Pria berkulit putih yang kira-kira berumur di atas dua puluh lima tahun itu menganggukkan kepalanya tanda ia meneria tawaran sang suster untuk menuggu di kamar inap tempat Vizzy di rawat. Pandangannya mulai beredar meneliti setiap sudut ruang kamar inap Vizzy. Hatinya miris melihat ruangan yang tidak terlalu besar dengan dinding berwana putih. Inikah tempat yang menjadi penjara bagi Vizzy? Pandangannya berhenti saat melihat sebuah kotak dimana wajahnya terlihat begitu muda tertempel di kotak tersebut. Tangannya dengan perlahan membuka kotak coklat tersebut dan rasa penasaran semakin menyelimutinya ketika melihat begitu banyak lembaran kertas di dalamnya. Lembar demi lembar mulai ia baca dan tanpa sadar air matanya turun begitu saja. 

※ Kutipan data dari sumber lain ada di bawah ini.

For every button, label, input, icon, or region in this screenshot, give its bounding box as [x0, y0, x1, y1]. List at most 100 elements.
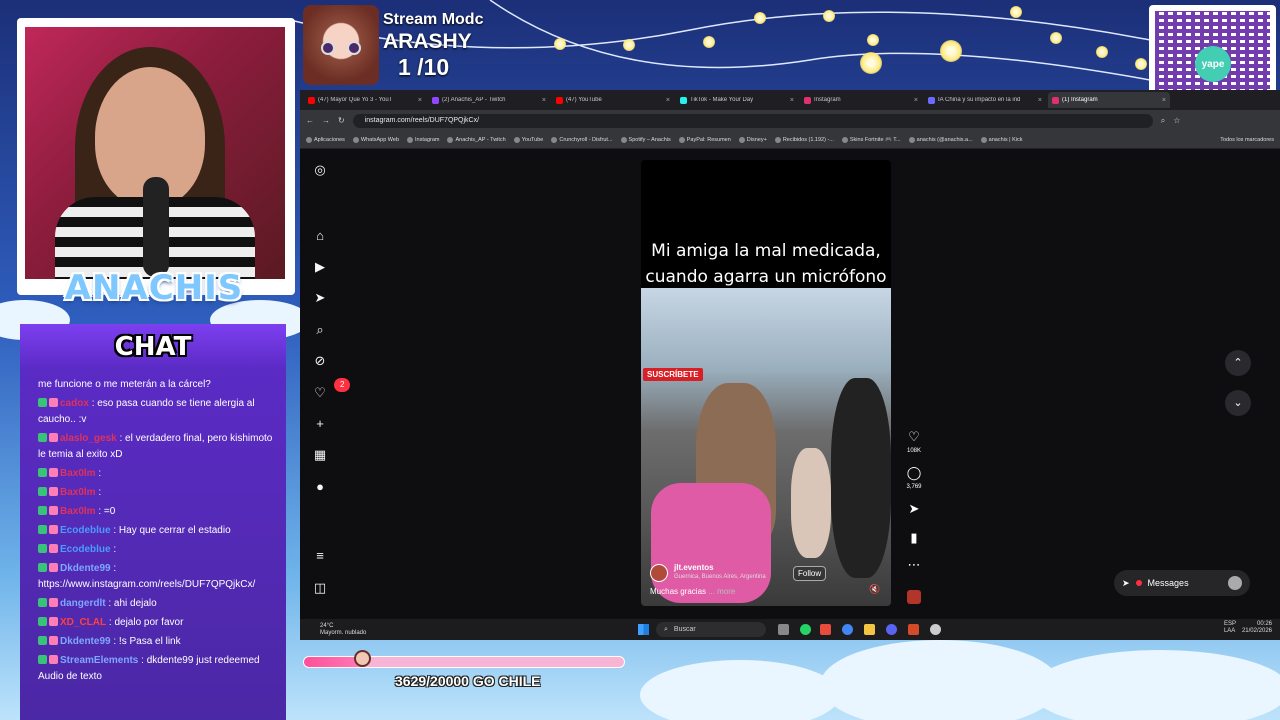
browser-tab[interactable]: (47) YouTube ×	[552, 92, 674, 108]
instagram-logo-icon[interactable]: ◎	[312, 162, 328, 178]
bookmark-item[interactable]: Anachis_AP - Twitch	[447, 136, 506, 143]
bookmark-item[interactable]: Spotify – Anachis	[620, 136, 671, 143]
reel-description[interactable]: Muchas gracias ... more	[650, 587, 735, 596]
browser-tab[interactable]: (1) Instagram ×	[1048, 92, 1170, 108]
windows-start-icon[interactable]	[638, 624, 649, 635]
chat-badge-icon	[38, 468, 47, 477]
chat-username[interactable]: Ecodeblue	[60, 525, 111, 536]
close-tab-icon[interactable]: ×	[790, 97, 794, 104]
like-icon[interactable]: ♡	[904, 429, 924, 445]
chat-username[interactable]: Dkdente99	[60, 563, 111, 574]
like-count: 108K	[906, 448, 921, 454]
tab-label: TikTok - Make Your Day	[690, 97, 754, 103]
mute-icon[interactable]: 🔇	[869, 584, 880, 595]
reel-username[interactable]: jlt.eventos	[674, 563, 714, 572]
dashboard-icon[interactable]: ▦	[312, 447, 328, 463]
close-tab-icon[interactable]: ×	[1162, 97, 1166, 104]
adobe-icon[interactable]	[820, 624, 831, 635]
comment-icon[interactable]: ◯	[904, 465, 924, 481]
chat-text: : dejalo por favor	[108, 617, 184, 628]
chat-username[interactable]: dangerdlt	[60, 598, 106, 609]
bookmark-item[interactable]: Aplicaciones	[306, 136, 345, 143]
direct-icon[interactable]: ➤	[312, 290, 328, 306]
bookmark-item[interactable]: WhatsApp Web	[352, 136, 399, 143]
bookmark-item[interactable]: anachis (@anachis.a...	[908, 136, 973, 143]
bookmark-item[interactable]: Instagram	[407, 136, 439, 143]
bookmark-item[interactable]: Skins Fortnite 🎮 T...	[841, 136, 901, 143]
home-icon[interactable]: ⌂	[312, 228, 328, 244]
bookmark-star-icon[interactable]: ☆	[1173, 116, 1180, 125]
reel-caption: Mi amiga la mal medicada, cuando agarra …	[645, 241, 887, 287]
more-options-icon[interactable]: ⋯	[904, 557, 924, 573]
follow-button[interactable]: Follow	[793, 566, 827, 581]
app-icon[interactable]	[908, 624, 919, 635]
threads-icon[interactable]: ◫	[312, 580, 328, 596]
chat-username[interactable]: Bax0lm	[60, 468, 96, 479]
whatsapp-icon[interactable]	[800, 624, 811, 635]
heart-icon[interactable]: ♡	[312, 385, 328, 401]
bookmark-item[interactable]: YouTube	[513, 136, 543, 143]
bookmark-item[interactable]: Crunchyroll - Disfrut...	[551, 136, 613, 143]
notification-badge[interactable]: 2	[334, 378, 351, 392]
bookmark-item[interactable]: PayPal: Resumen	[678, 136, 731, 143]
reload-icon[interactable]: ↻	[338, 116, 345, 125]
all-bookmarks[interactable]: Todos los marcadores	[1220, 137, 1274, 143]
reel-user-avatar[interactable]	[650, 564, 668, 582]
address-bar[interactable]: instagram.com/reels/DUF7QPQjkCx/	[352, 113, 1153, 128]
previous-reel-button[interactable]: ⌃	[1225, 350, 1251, 376]
taskbar-search[interactable]: ⌕ Buscar	[656, 622, 766, 637]
chat-username[interactable]: alaslo_gesk	[60, 433, 117, 444]
bookmark-item[interactable]: Recibidos (1.192) -...	[774, 136, 834, 143]
folder-icon[interactable]	[864, 624, 875, 635]
reel-video[interactable]: SUSCRÍBETE	[641, 288, 891, 606]
back-icon[interactable]: ←	[306, 116, 314, 125]
clock[interactable]: 00:26 21/02/2026	[1242, 621, 1272, 635]
chat-username[interactable]: Bax0lm	[60, 506, 96, 517]
save-icon[interactable]: ▮	[904, 530, 924, 546]
browser-tab[interactable]: Instagram ×	[800, 92, 922, 108]
share-icon[interactable]: ➤	[904, 501, 924, 517]
browser-tab[interactable]: IA China y su impacto en la ind ×	[924, 92, 1046, 108]
messages-button[interactable]: ➤ Messages	[1114, 570, 1250, 596]
discord-icon[interactable]	[886, 624, 897, 635]
task-view-icon[interactable]	[778, 624, 789, 635]
chat-text: : =0	[98, 506, 116, 517]
chat-message: StreamElements : dkdente99 just redeemed…	[38, 653, 278, 685]
bookmark-icon	[447, 136, 454, 143]
explore-icon[interactable]: ⊘	[312, 353, 328, 369]
chrome-icon[interactable]	[842, 624, 853, 635]
close-tab-icon[interactable]: ×	[666, 97, 670, 104]
forward-icon[interactable]: →	[322, 116, 330, 125]
audio-avatar[interactable]	[907, 590, 921, 604]
chat-username[interactable]: Bax0lm	[60, 487, 96, 498]
chat-username[interactable]: Dkdente99	[60, 636, 111, 647]
browser-tab[interactable]: (47) Mayor Que Yo 3 - YouT ×	[304, 92, 426, 108]
tab-label: Instagram	[814, 97, 841, 103]
next-reel-button[interactable]: ⌄	[1225, 390, 1251, 416]
create-icon[interactable]: +	[312, 416, 328, 432]
search-icon[interactable]: ⌕	[312, 322, 328, 338]
reel-player[interactable]: Mi amiga la mal medicada, cuando agarra …	[641, 160, 891, 606]
language-indicator[interactable]: ESP LAA	[1224, 621, 1236, 635]
reels-icon[interactable]: ▶	[312, 259, 328, 275]
bookmark-item[interactable]: Disney+	[738, 136, 767, 143]
browser-tab[interactable]: TikTok - Make Your Day ×	[676, 92, 798, 108]
close-tab-icon[interactable]: ×	[1038, 97, 1042, 104]
chat-username[interactable]: StreamElements	[60, 655, 138, 666]
bookmark-item[interactable]: anachis | Kick	[980, 136, 1023, 143]
profile-avatar-icon[interactable]: ●	[312, 479, 328, 495]
obs-icon[interactable]	[930, 624, 941, 635]
browser-tab[interactable]: (2) Anachis_AP - Twitch ×	[428, 92, 550, 108]
menu-icon[interactable]: ≡	[312, 548, 328, 564]
close-tab-icon[interactable]: ×	[418, 97, 422, 104]
zoom-icon[interactable]: ⌕	[1161, 116, 1165, 126]
weather-widget[interactable]: 24°C Mayorm. nublado	[320, 623, 366, 637]
chat-username[interactable]: XD_CLAL	[60, 617, 106, 628]
reel-location[interactable]: Guernica, Buenos Aires, Argentina	[674, 574, 766, 580]
close-tab-icon[interactable]: ×	[542, 97, 546, 104]
close-tab-icon[interactable]: ×	[914, 97, 918, 104]
chat-username[interactable]: Ecodeblue	[60, 544, 111, 555]
chat-username[interactable]: cadox	[60, 398, 89, 409]
cloud	[1030, 650, 1280, 720]
chat-panel: CHAT me funcione o me meterán a la cárce…	[20, 324, 286, 720]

"Hei!! Kamu!" Bentak Vizzy yang mendapati orang lain berada di dalam kamrnya. "Ngapain kamu baca ini?!" Omelnya dan langsung mengambil kertas yang dipegang Vian. Tangan Vizzy dengan lembut merapikan kertas-kertas yang berada di mejanya seakan-akan kertas tersebut sangat mudah terkoyak. "Nanti Vian marah." Gumamnya dan masih terus membereskan kertas-kertas yang ditulis tangan olehnya.
Sementara itu, Vian memperhatikan Vizzy dengan mata berair. Hatinya benar-benar teriris. Manusia seperti apa yang membuat dirinya seperti ini? Apa bisa orang itu dimaafkan?Makinya dalam hati. "Vizzy.... Ini aku datang." Ujar Vian dengan lirih, tapi Vizzy tak menanggapi. "Zy, kenapa kamu sampai begini? Maafin aku, Zy." Kata Vian lagi dan perhatian Vizzy tetap tidak teralihkan sampai akhirnya Vian memeluk tubuh Vizzy. Pundaknya terlihat gemetar saat memeluk tubuh wanita yang masih terasa spesial baginya.
"Hei, kamu kenapa?" Tegur Vizzy dan sedikit merasa risih dengan perlakuan Vian.
"Zy, ini aku, Vian."Ucap Vian dengan begitu lantang.
Mata Vizzy yang tadinya kosong, sekilas terlihat ada kilatan di matanya. Vizzy mengambil langkah mundur menjauhi tubuh laki-laki yag berada di depannya. "Pergi kamu! Kamu bukan Vian."
"Zy, aku benar-benar Vian. Surat-surat itu buat aku, kan?"
Mata Vizzy menatap tajam. Kilat kebencian terpancar dari sorot matanya. "Vian nggak pernah tinggaalin aku. Vian nggak pernah buat aku sakit! Kamu bukan Vian! Kamu yang mencuri Vian dari aku!!" Maki Vizzy histeris. "Keluar kamu! Aku benci kamu!!!" Teriakan Vizzy sepertinya terdengar cukup keras hingga para suster menghampirinya dan mencoba menenangkannya.
Vian mau tak mau menurut saat diminta untuk meninggalkan kamar Vizzy. Penyesalan benar-benar menyelimuti hatinya. Dirinya pernah menjallin kasih dengan wanita yang menempati kamar yang baru saja dihampirinya. Akan tetapi, ia memilih untuk meninggalkan wanita itu untuk mengejar pendidikannya dan mengubur kenangan yang pernah mereka lalui bersama. Setahun lalu ia mendengar kalau Vizzy sakit, tapi ia tidak pernah berpikir penyakit wanita itu akan separah ini. Ia sengaja mengulur waktu untuk menemui Vizzy, sampai akhirnya hari ini ia berani menjenguk mantan keasihnya yang ternyata memiliki gangguan jiwa akibat depresi berat yang di deritanya. Entah apa yang bisa ia perbuat untuk mengembalikan Vizzy seperti sediakala. Hati Vizzy memang sudah terlanjur hancur lebur dan itu karenanya.